1. jmcnamera April 12, 2006 at 12:18

    The “Slow Growth and unintended consequences” article you link to from the Chicago Tribune describes what is happening to Fluvanna, Orange, and Greene.

    Orange is getting growth from Northern VA and Fluvanna and Greene are getting it from Charlottesville and Albemarle. The result is sprawl, congestion, and additional spending for infrastructure.

    Slow growth in a desirable location just pushes it out to other places.

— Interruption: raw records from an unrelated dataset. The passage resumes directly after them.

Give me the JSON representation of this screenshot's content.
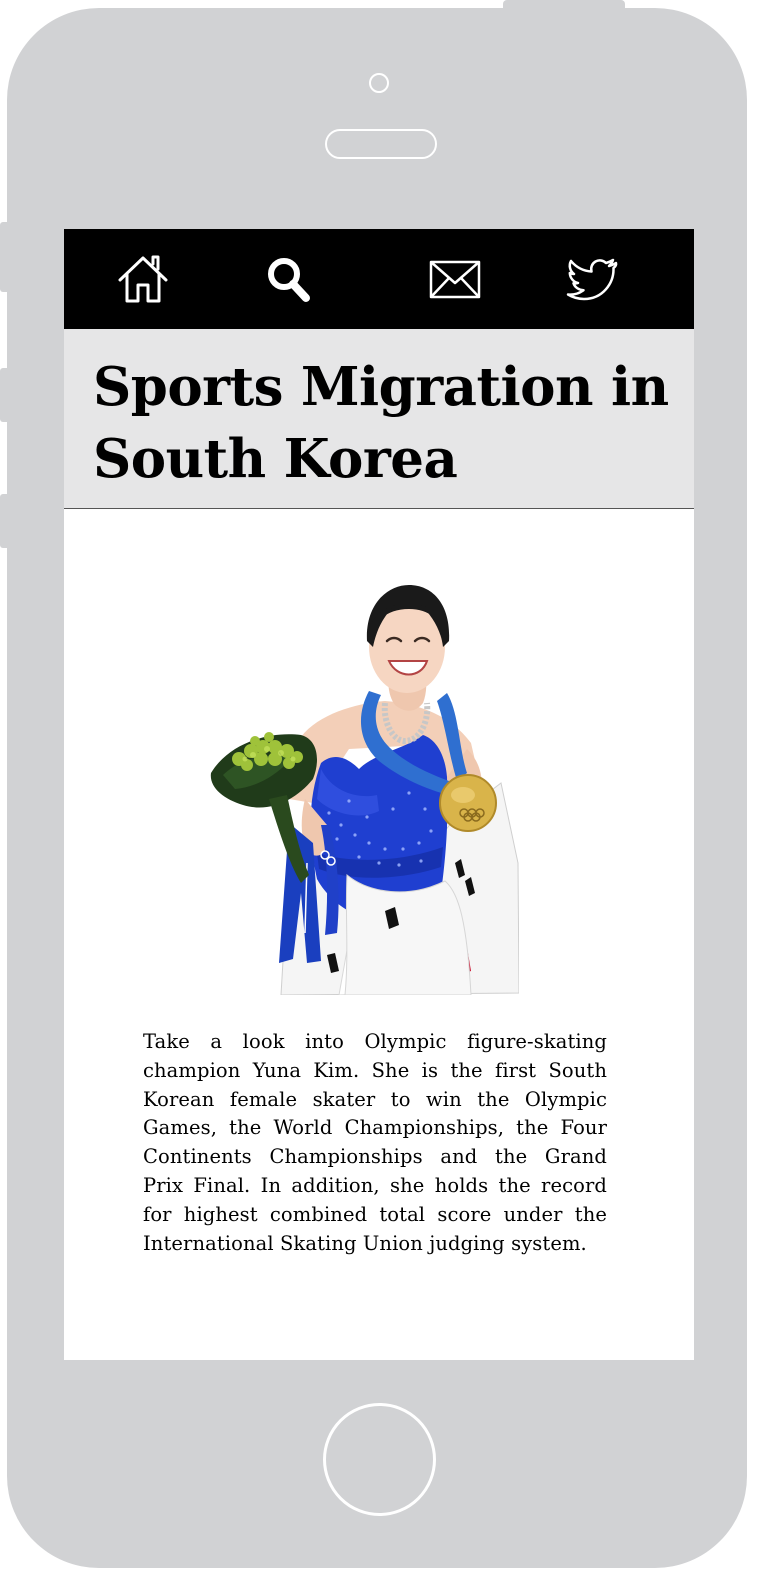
{
  "navbar": {
    "items": [
      {
        "icon": "home-icon"
      },
      {
        "icon": "search-icon"
      },
      {
        "icon": "mail-icon"
      },
      {
        "icon": "twitter-icon"
      }
    ]
  },
  "article": {
    "title": "Sports Migration in South Korea",
    "image": {
      "subject": "Yuna Kim holding a bouquet, a gold medal and the South Korean flag"
    },
    "body": "Take a look into Olympic figure-skating champion Yuna Kim. She is the first South Korean female skater to win the Olympic Games, the World Championships, the Four Continents Championships and the Grand Prix Final. In addition, she holds the record for highest combined total score under the International Skating Union judging system."
  },
  "colors": {
    "device": "#d1d2d4",
    "navbar": "#000000",
    "title_band": "#e6e6e7",
    "dress": "#1f3fd0",
    "medal": "#d9b44a"
  }
}
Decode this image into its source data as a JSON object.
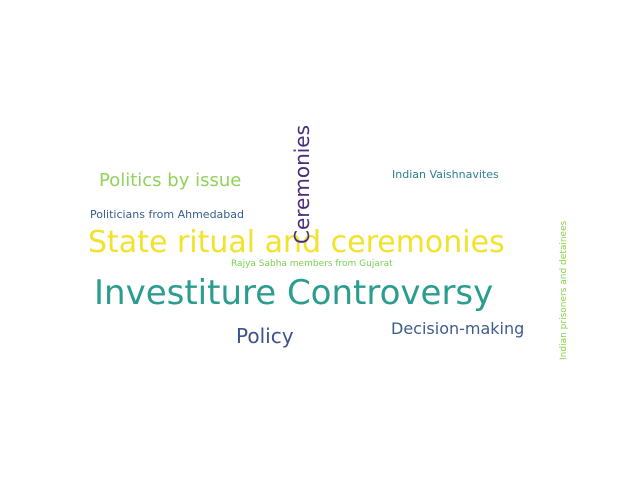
{
  "words": [
    {
      "text": "Investiture Controversy",
      "color": "#2a9d8f"
    },
    {
      "text": "State ritual and ceremonies",
      "color": "#f2e22c"
    },
    {
      "text": "Politics by issue",
      "color": "#8fd35a"
    },
    {
      "text": "Ceremonies",
      "color": "#472d7b"
    },
    {
      "text": "Policy",
      "color": "#3b528b"
    },
    {
      "text": "Decision-making",
      "color": "#3e5c8a"
    },
    {
      "text": "Politicians from Ahmedabad",
      "color": "#355f8d"
    },
    {
      "text": "Indian Vaishnavites",
      "color": "#2c7f8e"
    },
    {
      "text": "Rajya Sabha members from Gujarat",
      "color": "#7ad151"
    },
    {
      "text": "Indian prisoners and detainees",
      "color": "#86d549"
    }
  ]
}
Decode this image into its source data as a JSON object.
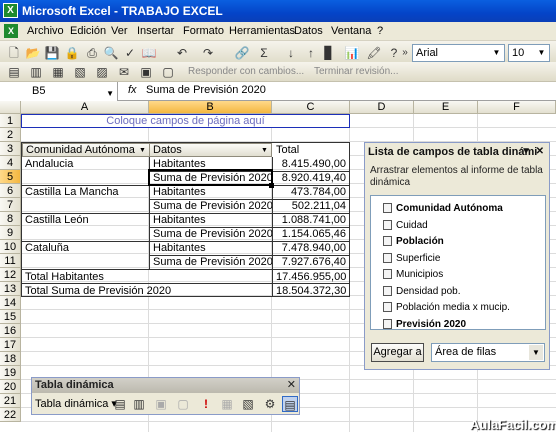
{
  "window": {
    "title": "Microsoft Excel - TRABAJO EXCEL"
  },
  "menu": [
    "Archivo",
    "Edición",
    "Ver",
    "Insertar",
    "Formato",
    "Herramientas",
    "Datos",
    "Ventana",
    "?"
  ],
  "toolbar": {
    "font_name": "Arial",
    "font_size": "10",
    "review_text": "Responder con cambios...",
    "end_review_text": "Terminar revisión..."
  },
  "formula_bar": {
    "cell_ref": "B5",
    "fx": "fx",
    "value": "Suma de Previsión 2020"
  },
  "columns": [
    "A",
    "B",
    "C",
    "D",
    "E",
    "F"
  ],
  "rows": [
    "1",
    "2",
    "3",
    "4",
    "5",
    "6",
    "7",
    "8",
    "9",
    "10",
    "11",
    "12",
    "13",
    "14",
    "15",
    "16",
    "17",
    "18",
    "19",
    "20",
    "21",
    "22"
  ],
  "sheet": {
    "page_fields_hint": "Coloque campos de página aquí",
    "header": {
      "a": "Comunidad Autónoma",
      "b": "Datos",
      "c": "Total"
    },
    "data_rows": [
      {
        "a": "Andalucia",
        "b": "Habitantes",
        "c": "8.415.490,00"
      },
      {
        "a": "",
        "b": "Suma de Previsión 2020",
        "c": "8.920.419,40"
      },
      {
        "a": "Castilla La Mancha",
        "b": "Habitantes",
        "c": "473.784,00"
      },
      {
        "a": "",
        "b": "Suma de Previsión 2020",
        "c": "502.211,04"
      },
      {
        "a": "Castilla León",
        "b": "Habitantes",
        "c": "1.088.741,00"
      },
      {
        "a": "",
        "b": "Suma de Previsión 2020",
        "c": "1.154.065,46"
      },
      {
        "a": "Cataluña",
        "b": "Habitantes",
        "c": "7.478.940,00"
      },
      {
        "a": "",
        "b": "Suma de Previsión 2020",
        "c": "7.927.676,40"
      }
    ],
    "total_habitantes": {
      "label": "Total Habitantes",
      "value": "17.456.955,00"
    },
    "total_prevision": {
      "label": "Total Suma de Previsión 2020",
      "value": "18.504.372,30"
    }
  },
  "field_list": {
    "title": "Lista de campos de tabla dinámi",
    "description": "Arrastrar elementos al informe de tabla dinámica",
    "fields": [
      {
        "label": "Comunidad Autónoma",
        "bold": true
      },
      {
        "label": "Cuidad",
        "bold": false
      },
      {
        "label": "Población",
        "bold": true
      },
      {
        "label": "Superficie",
        "bold": false
      },
      {
        "label": "Municipios",
        "bold": false
      },
      {
        "label": "Densidad pob.",
        "bold": false
      },
      {
        "label": "Población media x mucip.",
        "bold": false
      },
      {
        "label": "Previsión 2020",
        "bold": true
      }
    ],
    "add_button": "Agregar a",
    "area_select": "Área de filas"
  },
  "pivot_toolbar": {
    "title": "Tabla dinámica",
    "menu_label": "Tabla dinámica ▾"
  },
  "watermark": "AulaFacil.com"
}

  2. Jim Duncan April 12, 2006 at 12:29

    I would argue that, at least in our region this type of growth leads to a need for more infrastructure spending, but no actual progress. A variety of reasons lead to our current impasse, but the main culprits are politics, special interests and money –

  3. UVA08 April 12, 2006 at 18:08

    I agree that “slow growth” does nothing but drive prices up and push growth into rural areas. We had this discusion over at cvillenews a few months ago. I posted a website there that everyone should look at if they haven’t already. Charlottesville is a desirable place to live and people want to live here and should be able to live here. The trick is to balance the interests of keeping prices in a decent price range so you don’t hurt the working and middle classes while maintaining what makes the place desirable in the first place. In other words, somehow you need to make sure supply is sufficient enough to keep prices in control while making sure development doesnt get out of control.

    Here is the link about commuting patterns that I posted at cvillenews. It shows the effect prices have had on commuting patterns.


    This is to Charlottesville but you can repeat the trials to do places like DC, Fairfax, etc.